Bu durumda tereddüt etmeyin, ancak derhal bir psikoterapistle görüşmelisiniz. Modern tıp, erkeklerde depresif sendromun ilaçsız tedavi yöntemlerini sunmakta ve bu durum vakaların% 80'inde oldukça iyi sonuçlar vermektedir.

İkinci yarı arayışı içinde

Boşanmış bir adam, adliyeden pasaportuna damga basar çıkarmaz kelimenin tam anlamıyla bir kadını arıyor. Ve bu bir efsane değil, neredeyse herkesin yüzleştiği bir gerçeklik. Gerçek şu ki, evli olmanın, insanlığın güçlü bir yarısının temsilcisinin çok sayıda cinsel partner ve bağlayıcı olmayan tahvilleri fantezileştirmesidir.
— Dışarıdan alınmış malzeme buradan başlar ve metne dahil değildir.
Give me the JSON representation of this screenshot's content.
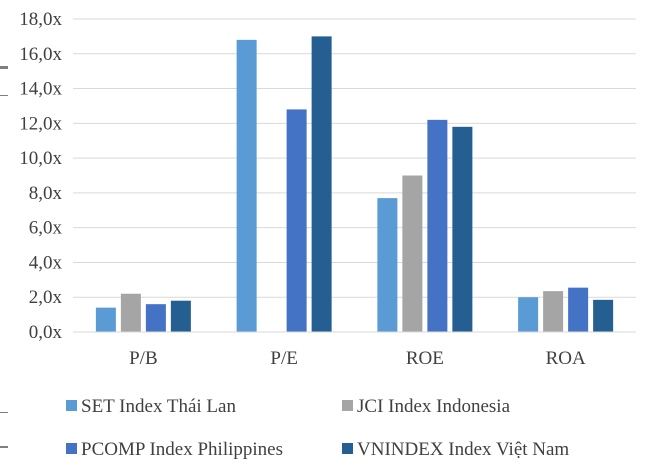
{
  "chart_data": {
    "type": "bar",
    "title": "",
    "xlabel": "",
    "ylabel": "",
    "ylim": [
      0,
      18
    ],
    "y_tick_step": 2,
    "y_tick_labels": [
      "0,0x",
      "2,0x",
      "4,0x",
      "6,0x",
      "8,0x",
      "10,0x",
      "12,0x",
      "14,0x",
      "16,0x",
      "18,0x"
    ],
    "grid": true,
    "legend_position": "bottom",
    "categories": [
      "P/B",
      "P/E",
      "ROE",
      "ROA"
    ],
    "series": [
      {
        "name": "SET Index Thái Lan",
        "color": "#5b9bd5",
        "values": [
          1.4,
          16.8,
          7.7,
          2.0
        ]
      },
      {
        "name": "JCI Index Indonesia",
        "color": "#a5a5a5",
        "values": [
          2.2,
          0,
          9.0,
          2.35
        ]
      },
      {
        "name": "PCOMP Index Philippines",
        "color": "#4472c4",
        "values": [
          1.6,
          12.8,
          12.2,
          2.55
        ]
      },
      {
        "name": "VNINDEX Index Việt Nam",
        "color": "#255e91",
        "values": [
          1.8,
          17.0,
          11.8,
          1.85
        ]
      }
    ]
  }
}
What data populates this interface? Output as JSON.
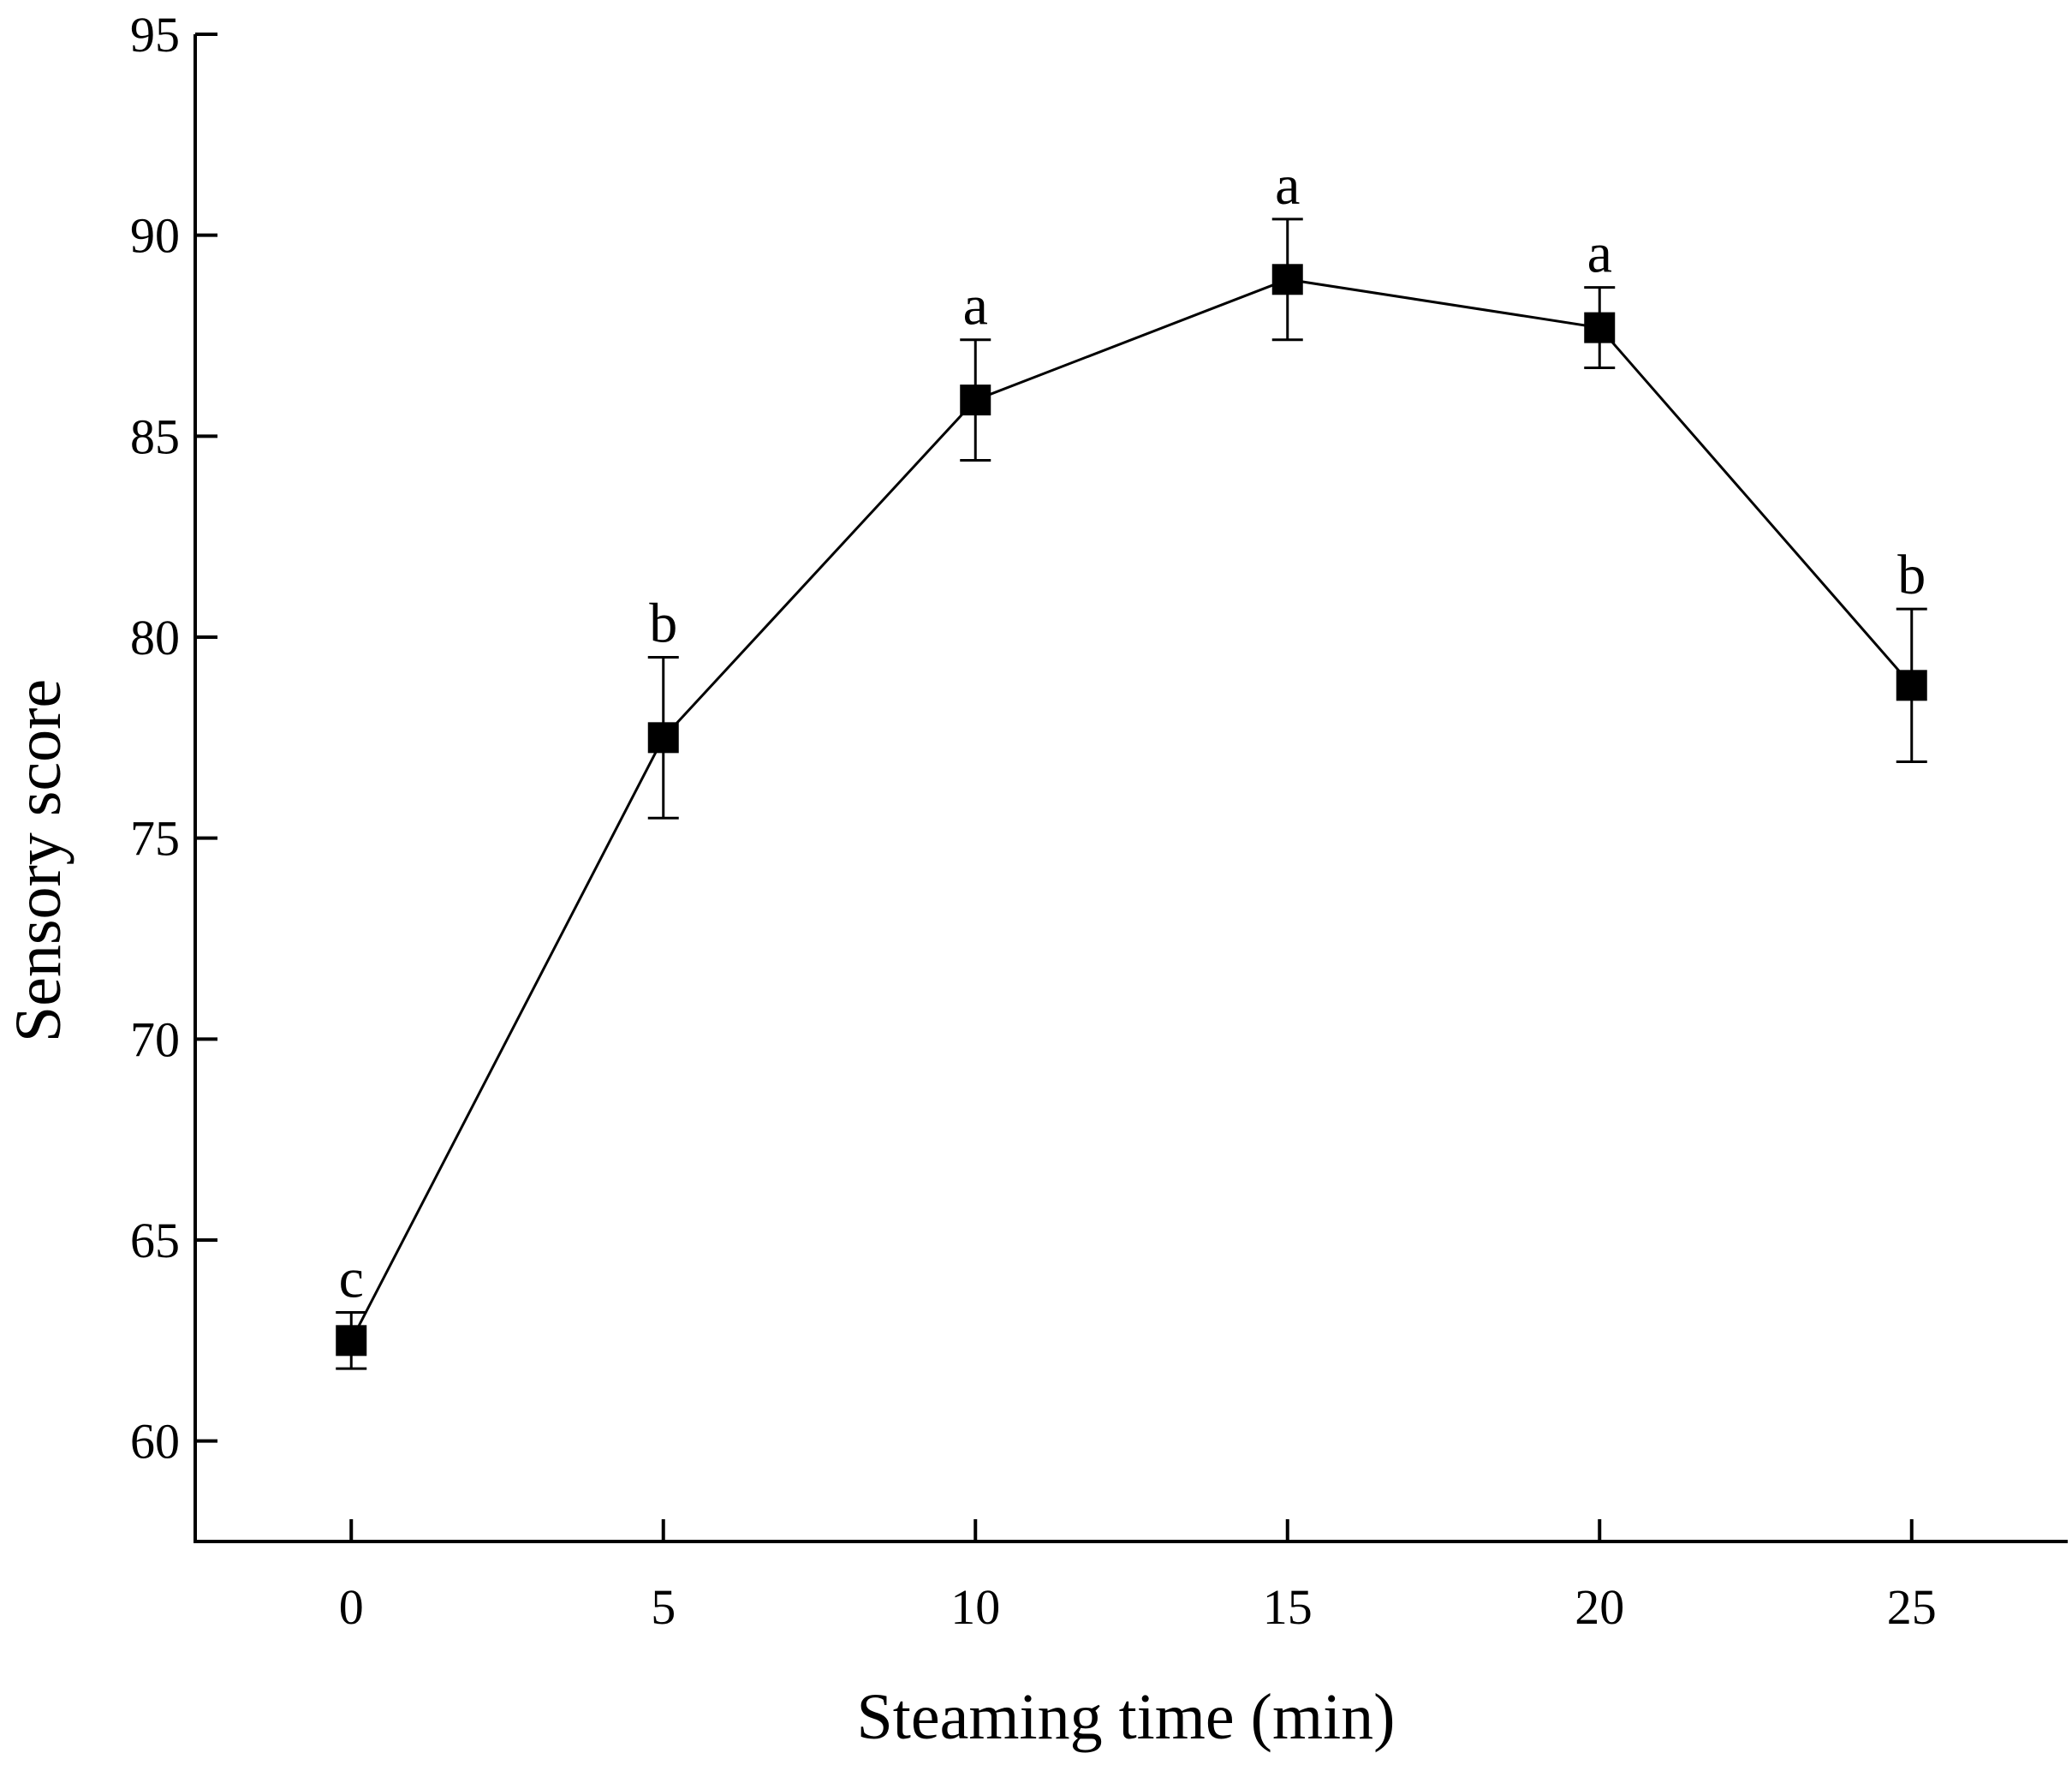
{
  "chart_data": {
    "type": "line",
    "title": "",
    "xlabel": "Steaming time (min)",
    "ylabel": "Sensory score",
    "xlim": [
      -2.5,
      27.5
    ],
    "ylim": [
      57.5,
      95
    ],
    "xticks": [
      0,
      5,
      10,
      15,
      20,
      25
    ],
    "yticks": [
      60,
      65,
      70,
      75,
      80,
      85,
      90,
      95
    ],
    "grid": false,
    "series": [
      {
        "name": "Sensory score",
        "x": [
          0,
          5,
          10,
          15,
          20,
          25
        ],
        "values": [
          62.5,
          77.5,
          85.9,
          88.9,
          87.7,
          78.8
        ],
        "error": [
          0.7,
          2.0,
          1.5,
          1.5,
          1.0,
          1.9
        ],
        "labels": [
          "c",
          "b",
          "a",
          "a",
          "a",
          "b"
        ],
        "color": "#000000",
        "marker": "square"
      }
    ]
  }
}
Erkekler bütün bunları büyük bir coşkuyla somutlaştırmaya başlar, ancak yakında bu yaşam tarzı sıkıcı hale gelir.

Gerçekte, istenen bir yaşam tarzına liderlik etmek için çok fazla güç gereklidir, ancak sonuç her zaman beklentileri aşmaz. Psikologlar, ön okşamaların olmasa bile, eşlerin birbirlerinden çok hızlı bir şekilde heyecanlandığını ve fiziksel deşarjın beş ila sekiz dakika içinde gerçekleştiğini söylüyorlar. Fakat yeni bir partnerle, bir erkek her zaman iyi değildir - vücudunun başka bir kadın için bir ortamı yoktur, seks avı fiziksel ve duygusal olarak pahalıdır. Dahası, bedensel bağlantıdan başka, ortaklar arasında başka hiçbir şey ortaya çıkmaz ve zamanla, oğulları Adem ile başlar.

Bir erkek bütün ihtiyaçlarını karşılayabilecek bir kadın arıyor ve sadece kısa süreli bir ilişki alıyor. Sık sık boşanmış seks temsilcileri boşanmış, sadece evlilik hayal başka tür bir kadın var. Bu hanımlar “erkeklerin psikolojisi” gibi bir terime aşina değillerdir. Boşandıktan sonra, nadir bir özgür adam üç yıl evlenmeye hazır olacak ve bu nedenle yeni çiftlerde çatışmalar ortaya çıkacaktır.

Boşandıktan sonra bir erkeğin bir tür tuzağa düştüğünü söyleyebiliriz - özgürlüğüne kavuşur, ancak birkaç hayal kırıklığından sonra kullanma arzusunu hissetmez.

""

Videoyu izle: HAKKIMDA BİLİNMEYEN 10 GERÇEK! - Enteresan bilgiler (Mayıs Ayı 2024).